I’ve made every mistake I’m talking about in this post. I was a Non-Learner before I caught myself being one. I had my Vibe Coder era. I broke shit, wondered why, pasted the error, accepted the fix, and then broke shit again slightly differently. All along the way, I’ve had that Principled Refuser voice in my head telling me I should just know this already.
The thing I’ve eventually come to accept is simple:
Every time I used the tool to get something done, I got some…thing done. Was it a good something? Was it a bad something? Didn’t matter. It was done.
Every time I used the tool to understand something, I got something good done and I got a little harder to replace.
That’s the whole game.
Not “fix this bug.” “Fix this bug, explain what was actually broken, explain why the fix works, and tell me what I’d need to know to have written it myself.” Not “write this function.” “Write it, then show me where it breaks, then walk me through three other ways to solve it and why you chose this one.” The AI is not a vending machine. It’s a sparring partner. It should be your skeptical colleague who happens to have read everything that’s ever been recorded in letters and words, and doesn’t care about your feelings.
One of those patterns compounds.
The other one doesn’t.
Compounding knowledge versus compounding dependence. Take any two people with the same tools, and the same hours. Twelve months later, wildly diverging trajectories. One of them is sharper, faster, and genuinely harder to compete with than they were before any of this existed. The other can’t work without the tool and can’t work well with it either, because they never built the judgment to direct it, interrogate it, or catch it when it’s confidently, elegantly, completely wrong.
The werewolves are compounding knowledge.
The villagers are compounding dependence.
And here’s the thing that should make the panic merchants and the principled refusers uncomfortable: the villagers think the tool is the werewolf.

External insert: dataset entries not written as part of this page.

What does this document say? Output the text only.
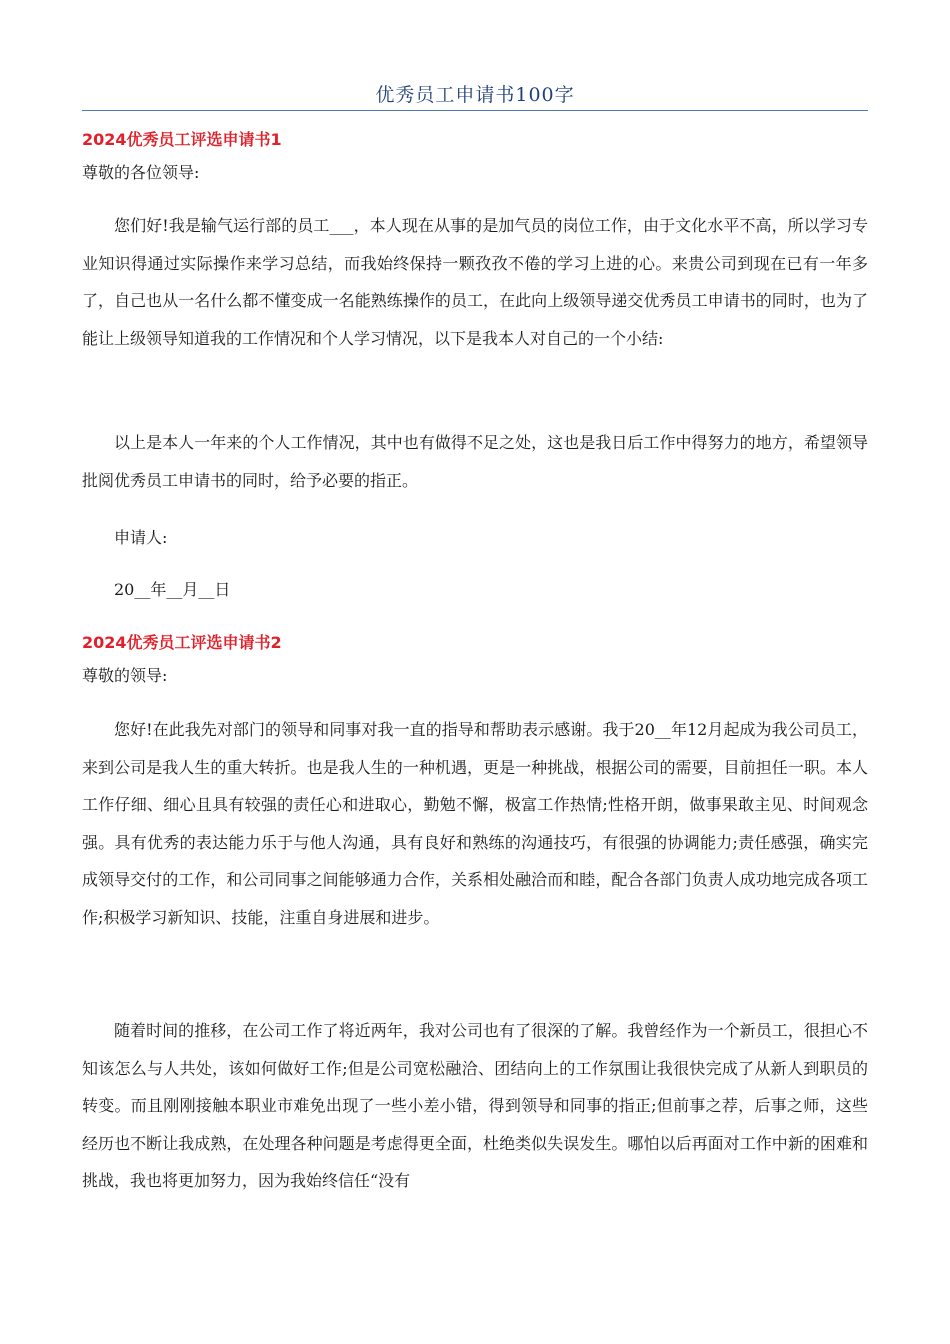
优秀员工申请书100字
2024优秀员工评选申请书1
尊敬的各位领导:
您们好!我是输气运行部的员工___，本人现在从事的是加气员的岗位工作，由于文化水平不高，所以学习专业知识得通过实际操作来学习总结，而我始终保持一颗孜孜不倦的学习上进的心。来贵公司到现在已有一年多了，自己也从一名什么都不懂变成一名能熟练操作的员工，在此向上级领导递交优秀员工申请书的同时，也为了能让上级领导知道我的工作情况和个人学习情况，以下是我本人对自己的一个小结:
以上是本人一年来的个人工作情况，其中也有做得不足之处，这也是我日后工作中得努力的地方，希望领导批阅优秀员工申请书的同时，给予必要的指正。
申请人:
20__年__月__日
2024优秀员工评选申请书2
尊敬的领导:
您好!在此我先对部门的领导和同事对我一直的指导和帮助表示感谢。我于20__年12月起成为我公司员工，来到公司是我人生的重大转折。也是我人生的一种机遇，更是一种挑战，根据公司的需要，目前担任一职。本人工作仔细、细心且具有较强的责任心和进取心，勤勉不懈，极富工作热情;性格开朗，做事果敢主见、时间观念强。具有优秀的表达能力乐于与他人沟通，具有良好和熟练的沟通技巧，有很强的协调能力;责任感强，确实完成领导交付的工作，和公司同事之间能够通力合作，关系相处融洽而和睦，配合各部门负责人成功地完成各项工作;积极学习新知识、技能，注重自身进展和进步。
随着时间的推移，在公司工作了将近两年，我对公司也有了很深的了解。我曾经作为一个新员工，很担心不知该怎么与人共处，该如何做好工作;但是公司宽松融洽、团结向上的工作氛围让我很快完成了从新人到职员的转变。而且刚刚接触本职业市难免出现了一些小差小错，得到领导和同事的指正;但前事之荐，后事之师，这些经历也不断让我成熟，在处理各种问题是考虑得更全面，杜绝类似失误发生。哪怕以后再面对工作中新的困难和挑战，我也将更加努力，因为我始终信任“没有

AI taking jobs. AI replacing engineers. AI ending the craft. Every hot take, every anxious LinkedIn post, every senior engineer crossing their arms at the back of the room — they’ve all decided the threat is the machine.
The machine is not the werewolf.
The person sitting across the standup from you who decided to actually learn from the thing while you were busy constructing elaborate principled objections to it? That’s the werewolf. And they’re not malicious about it. They’re just paying attention in a way you aren’t — yet.
Here’s the part that still blows my mind a little.
For less than the cost of a Big Mac Combo + 10-piece McNuggets, you have a thinking machine at your fingertips that has read more than any human who has ever lived. Every paper, every RFC, every poem written by Rumi, every post-mortem published by Google, every decision that led to the invention of the internet, every obscure kernel mailing list thread from 2009 that turns out to be the only documentation for the thing that’s breaking your system right now. It’s sitting there. Waiting for you to ask.
The information asymmetry that defined every power structure in human history — the one that let the informed minority win every single round — is gone. Dissolved. Equalized. For the first time ever, the villagers have access to the same information the werewolves do.
And most of them are using it to rewrite emails no one’s going to read, or asking what temperature to cook a f*cking chicken breast at for the fourth goddamn time this year.
Nobody’s coming for your job. Your job is being taken by someone who had access to the exact same tools you did and treated them like a curriculum instead of a calculator.
Twenty bucks a month buys you access to all of it. The only question is whether you actually learn from it — or keep treating it like a bottomless vending machine for answers you’ll forget by Friday.
Don’t be a villager. Be a werewolf. Werewolves stay well informed, and well-fed.
P.S. — This article was written with the help of Claude. And yes, I actually learned something while writing it. Practice what you preach.